Data Profiling - Per-column statistical summaries: types, min/max, mean, mode, and null rates.
Correlation Analysis - Pearson and Spearman heatmaps. Set a target column to unlock Random Forest feature importance.
K-Means Clustering - Automatically selects the best k via silhouette score. Skips clustering when no meaningful structure is found.
AI Narrative - An LLM reads your analysis results and writes a structured, plain-English report.
PDF Export - Download the AI-generated report as a formatted PDF.
- React 19 - UI framework
- Tailwind CSS 4 - Styling
- React Router - Client-side routing
- Axios - HTTP client
- ReactMarkdown - Rendering AI-generated markdown
- FastAPI - API framework
- Pandas / NumPy - Data manipulation
- Scikit-learn - Correlation, clustering, and feature importance
- ReportLab - PDF generation
- Python-dotenv - Environment variable management
cd backend
python -m venv venv
venv\Scripts\activate
pip install -r requirements.txtCreate a .env file in the project root:
OPENROUTER_API_KEY=your_key_hereStart the server:
uvicorn backend.main:app --reloadThe API will be available at http://localhost:8000.
cd frontend
npm install
npm run devThe app will be available at http://localhost:5173.
All endpoints accept and return JSON unless otherwise noted.
POST /api/upload - Upload a CSV file.
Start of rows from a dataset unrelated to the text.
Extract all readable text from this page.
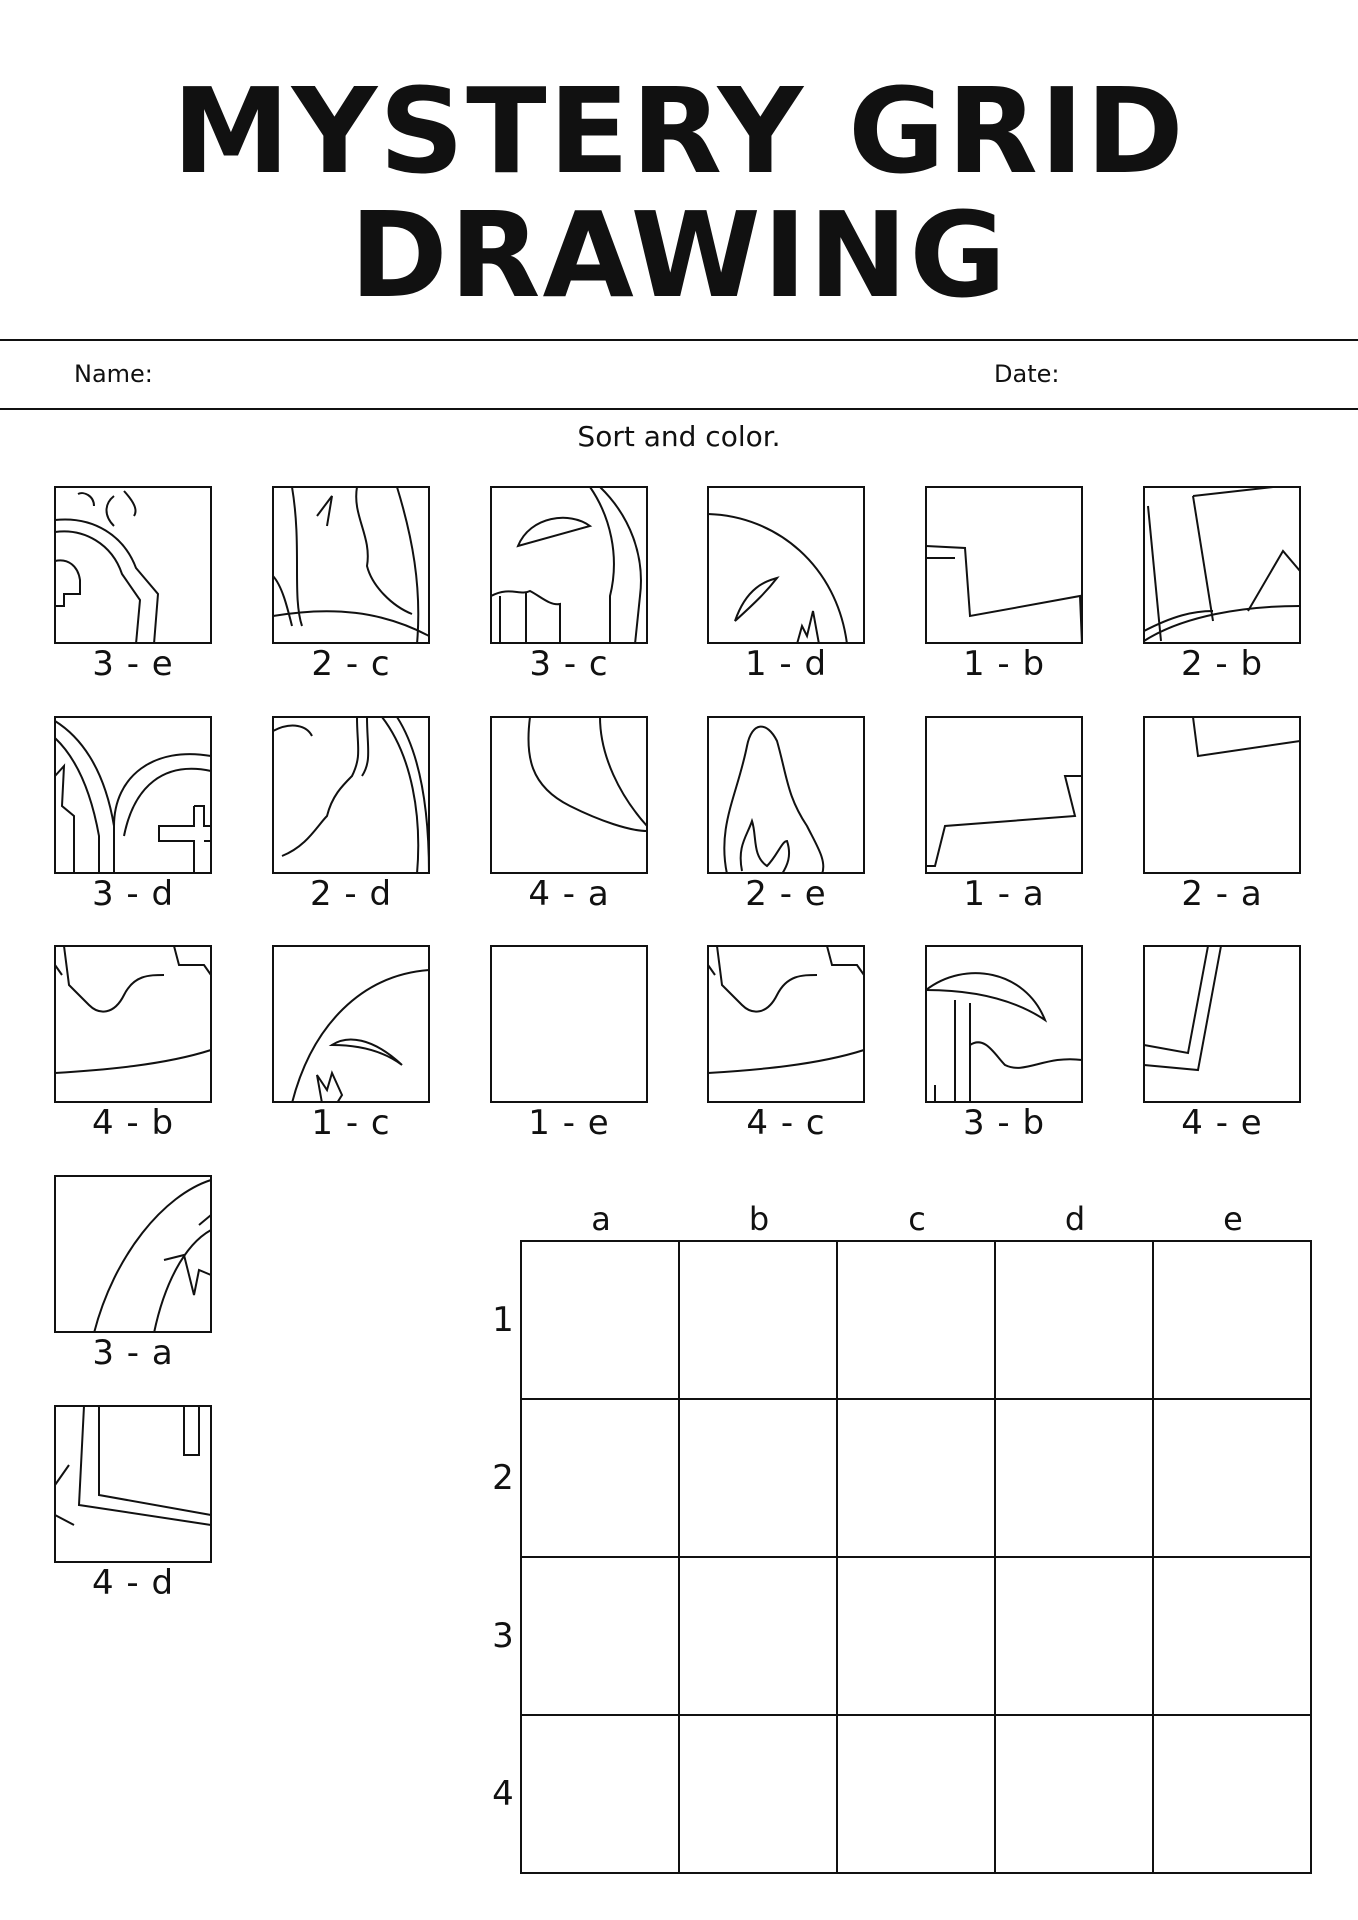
MYSTERY GRID
DRAWING
Name:	Date:
Sort and color.
3 - e	2 - c	3 - c	1 - d	1 - b	2 - b
3 - d	2 - d	4 - a	2 - e	1 - a	2 - a
4 - b	1 - c	1 - e	4 - c	3 - b	4 - e
3 - a
4 - d
a	b	c	d	e
1
2
3
4
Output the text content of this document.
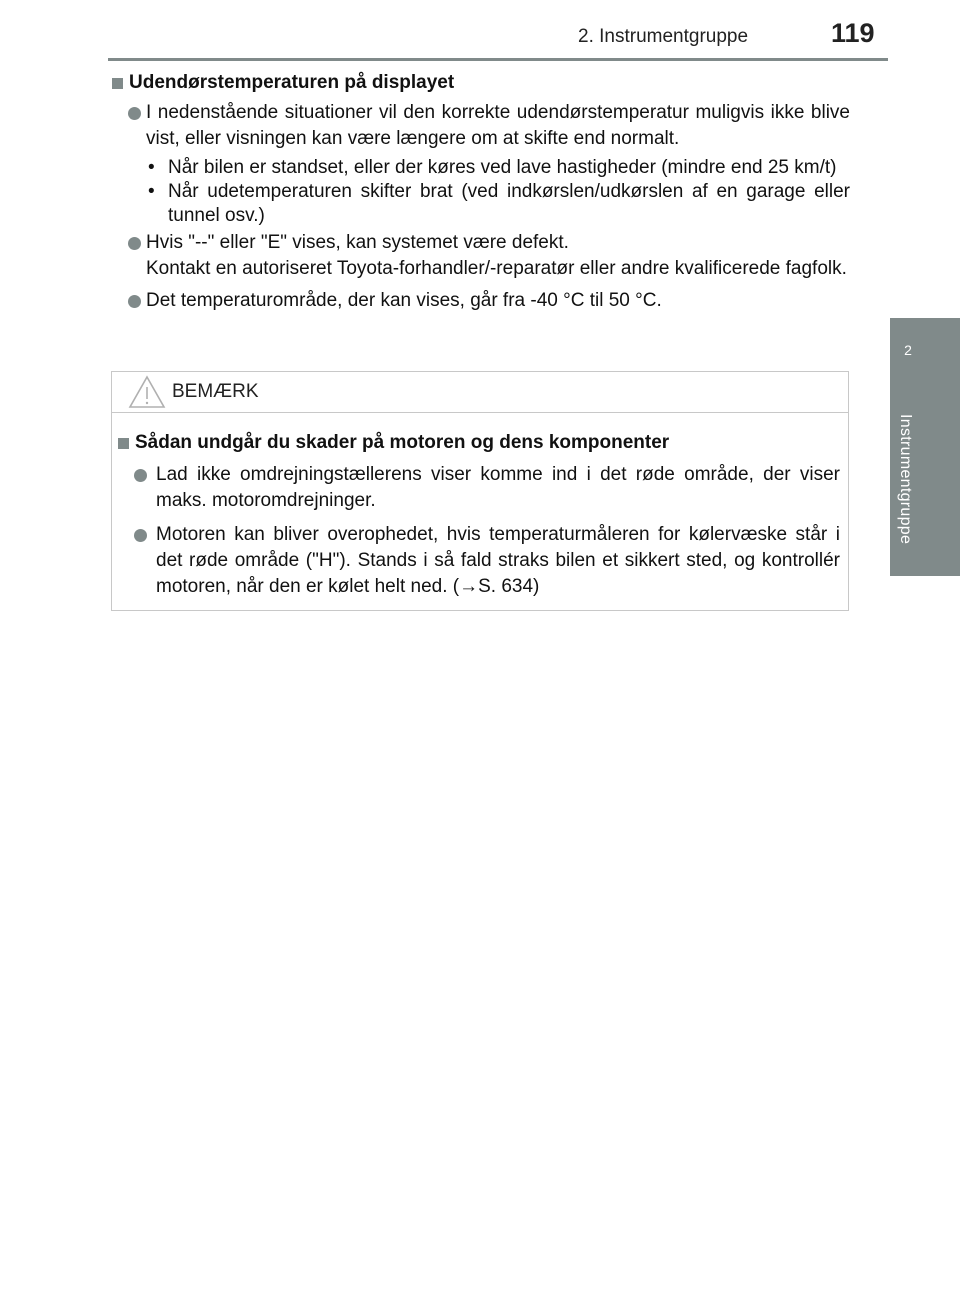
2. Instrumentgruppe	119
2
Instrumentgruppe
Udendørstemperaturen på displayet
I nedenstående situationer vil den korrekte udendørstemperatur muligvis ikke blive vist, eller visningen kan være længere om at skifte end normalt.
• Når bilen er standset, eller der køres ved lave hastigheder (mindre end 25 km/t)
• Når udetemperaturen skifter brat (ved indkørslen/udkørslen af en garage eller tunnel osv.)
Hvis "--" eller "E" vises, kan systemet være defekt.
Kontakt en autoriseret Toyota-forhandler/-reparatør eller andre kvalificerede fagfolk.
Det temperaturområde, der kan vises, går fra -40 °C til 50 °C.
BEMÆRK
Sådan undgår du skader på motoren og dens komponenter
Lad ikke omdrejningstællerens viser komme ind i det røde område, der viser maks. motoromdrejninger.
Motoren kan bliver overophedet, hvis temperaturmåleren for kølervæske står i det røde område ("H"). Stands i så fald straks bilen et sikkert sted, og kontrollér motoren, når den er kølet helt ned. (→S. 634)
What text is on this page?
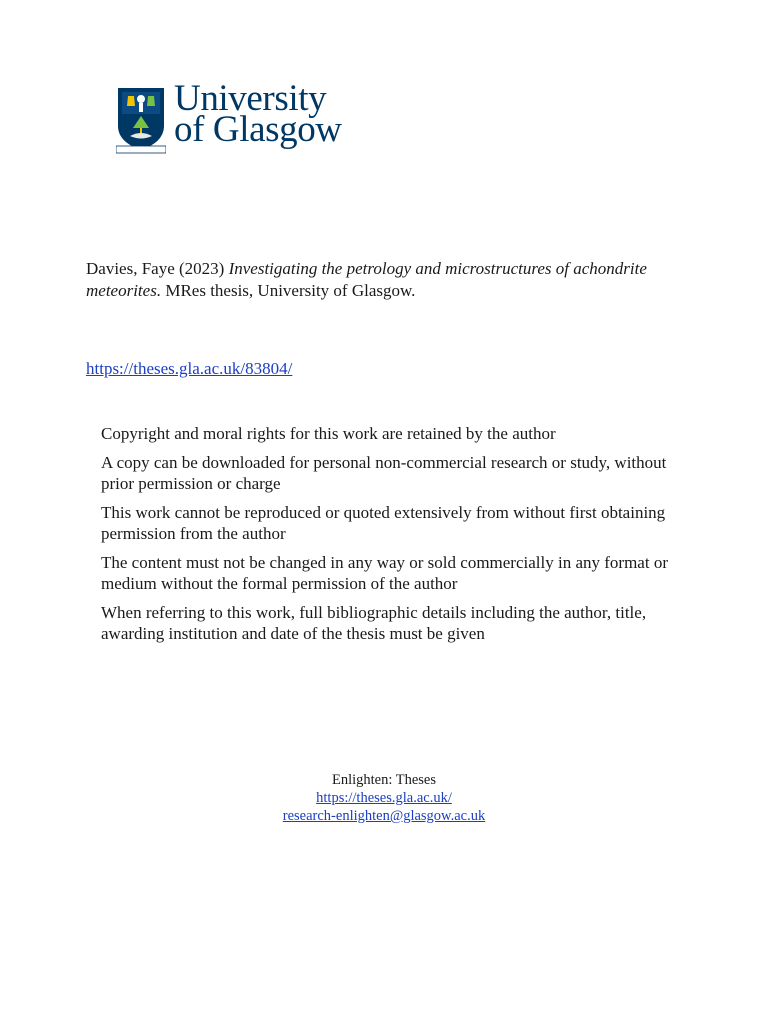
University
of Glasgow
Davies, Faye (2023) Investigating the petrology and microstructures of achondrite meteorites. MRes thesis, University of Glasgow.
https://theses.gla.ac.uk/83804/
Copyright and moral rights for this work are retained by the author
A copy can be downloaded for personal non-commercial research or study, without prior permission or charge
This work cannot be reproduced or quoted extensively from without first obtaining permission from the author
The content must not be changed in any way or sold commercially in any format or medium without the formal permission of the author
When referring to this work, full bibliographic details including the author, title, awarding institution and date of the thesis must be given
Enlighten: Theses
https://theses.gla.ac.uk/
research-enlighten@glasgow.ac.uk
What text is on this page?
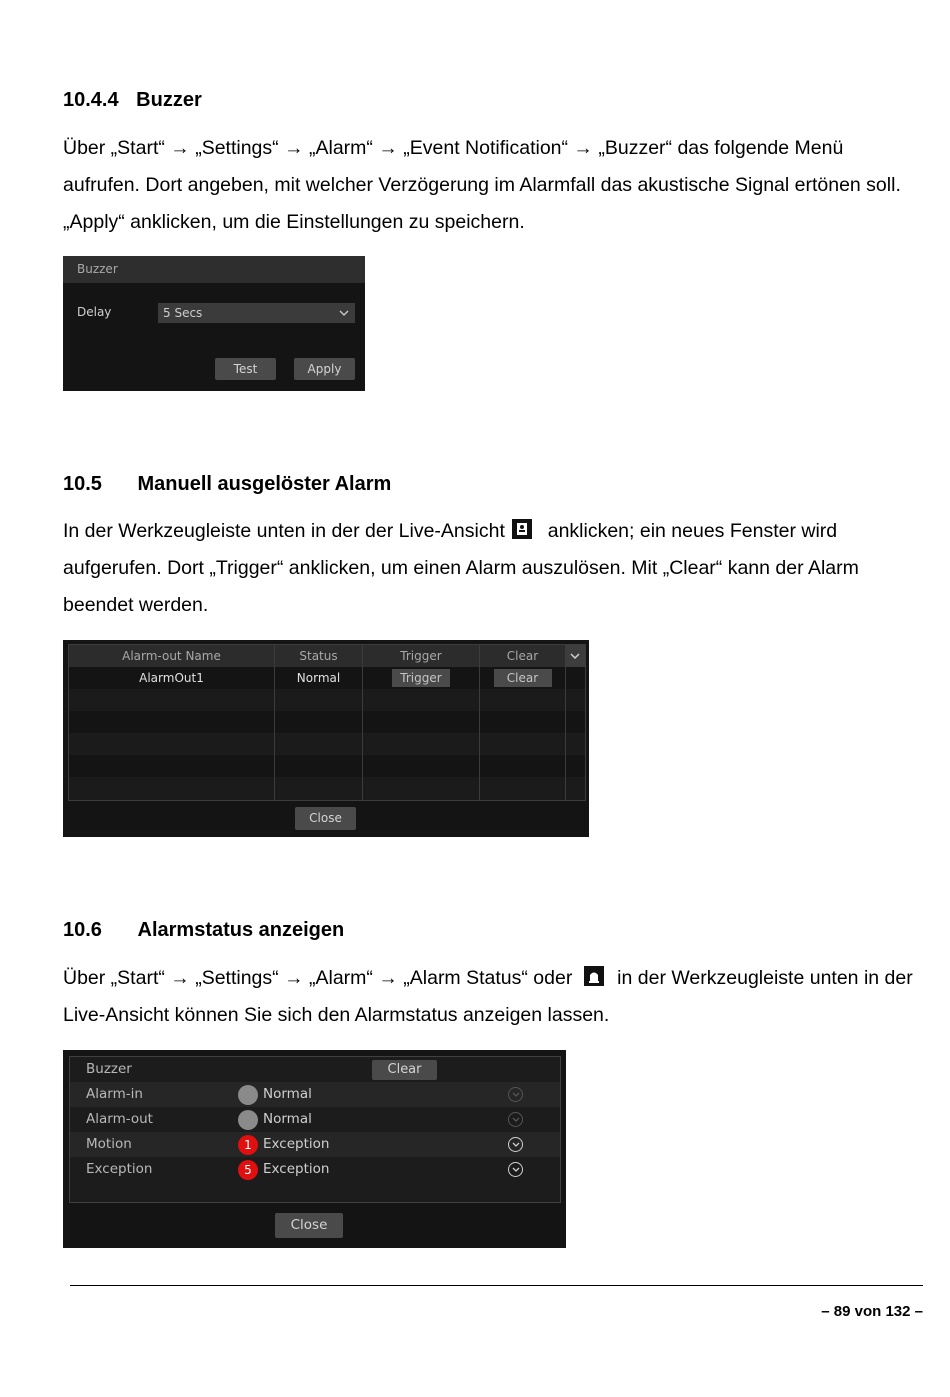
10.4.4 Buzzer

Über „Start“ → „Settings“ → „Alarm“ → „Event Notification“ → „Buzzer“ das folgende Menü aufrufen. Dort angeben, mit welcher Verzögerung im Alarmfall das akustische Signal ertönen soll. „Apply“ anklicken, um die Einstellungen zu speichern.

Buzzer
Delay	5 Secs
Test	Apply
10.5 Manuell ausgelöster Alarm

In der Werkzeugleiste unten in der der Live-Ansicht anklicken; ein neues Fenster wird aufgerufen. Dort „Trigger“ anklicken, um einen Alarm auszulösen. Mit „Clear“ kann der Alarm beendet werden.

Alarm-out Name	Status	Trigger	Clear
AlarmOut1	Normal	Trigger	Clear
Close
10.6 Alarmstatus anzeigen

Über „Start“ → „Settings“ → „Alarm“ → „Alarm Status“ oder in der Werkzeugleiste unten in der Live-Ansicht können Sie sich den Alarmstatus anzeigen lassen.

Buzzer	Clear
Alarm-in	Normal
Alarm-out	Normal
Motion	1 Exception
Exception	5 Exception
Close
– 89 von 132 –
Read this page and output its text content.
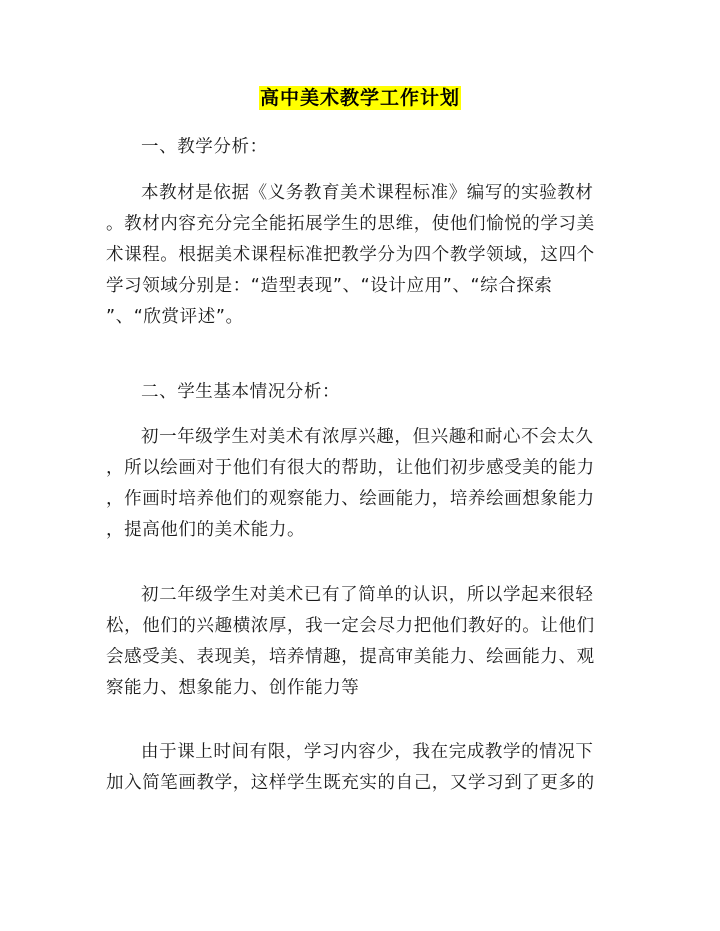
高中美术教学工作计划
一、教学分析：
本教材是依据《义务教育美术课程标准》编写的实验教材
。教材内容充分完全能拓展学生的思维，使他们愉悦的学习美
术课程。根据美术课程标准把教学分为四个教学领域，这四个
学习领域分别是：“造型表现”、“设计应用”、“综合探索
”、“欣赏评述”。
二、学生基本情况分析：
初一年级学生对美术有浓厚兴趣，但兴趣和耐心不会太久
，所以绘画对于他们有很大的帮助，让他们初步感受美的能力
，作画时培养他们的观察能力、绘画能力，培养绘画想象能力
，提高他们的美术能力。
初二年级学生对美术已有了简单的认识，所以学起来很轻
松，他们的兴趣横浓厚，我一定会尽力把他们教好的。让他们
会感受美、表现美，培养情趣，提高审美能力、绘画能力、观
察能力、想象能力、创作能力等
由于课上时间有限，学习内容少，我在完成教学的情况下
加入简笔画教学，这样学生既充实的自己，又学习到了更多的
Returns a session ID, column names, row count, and a 5-row preview.
POST /api/profile - Run column-level statistical profiling for the given session.
POST /api/correlation - Compute Pearson and Spearman correlation matrices. Pass a target field to also return Random Forest feature importance.
POST /api/clustering - Run K-Means clustering with automatic k selection via silhouette score.
POST /api/explain - Build a prompt from all analysis results and return an LLM-generated narrative.
POST /api/report - Generate and return the AI narrative as a downloadable PDF.
Upload CSV
-> Profile (types, nulls, stats)
-> Correlation (Pearson + Spearman + optional feature importance)
-> Clustering (K-Means, silhouette-selected k)
-> Explain (LLM prompt built from all results)
-> PDF Export
OPENROUTER_API_KEY - API key for OpenRouter, used by the AI service.
VITE_API_URL - Backend base URL consumed by the frontend. Defaults to http://localhost:8000/api if not set.
- The backend holds session data in memory. Restarting the server clears all sessions. If deployed on a free-tier host such as Render, sessions may be lost after inactivity-triggered restarts.
- Clustering is automatically skipped when the silhouette score falls below 0.08, preventing the reporting of meaningless segments.
- Feature importance requires a target column to be selected at upload time.
This project is licensed under the MIT License.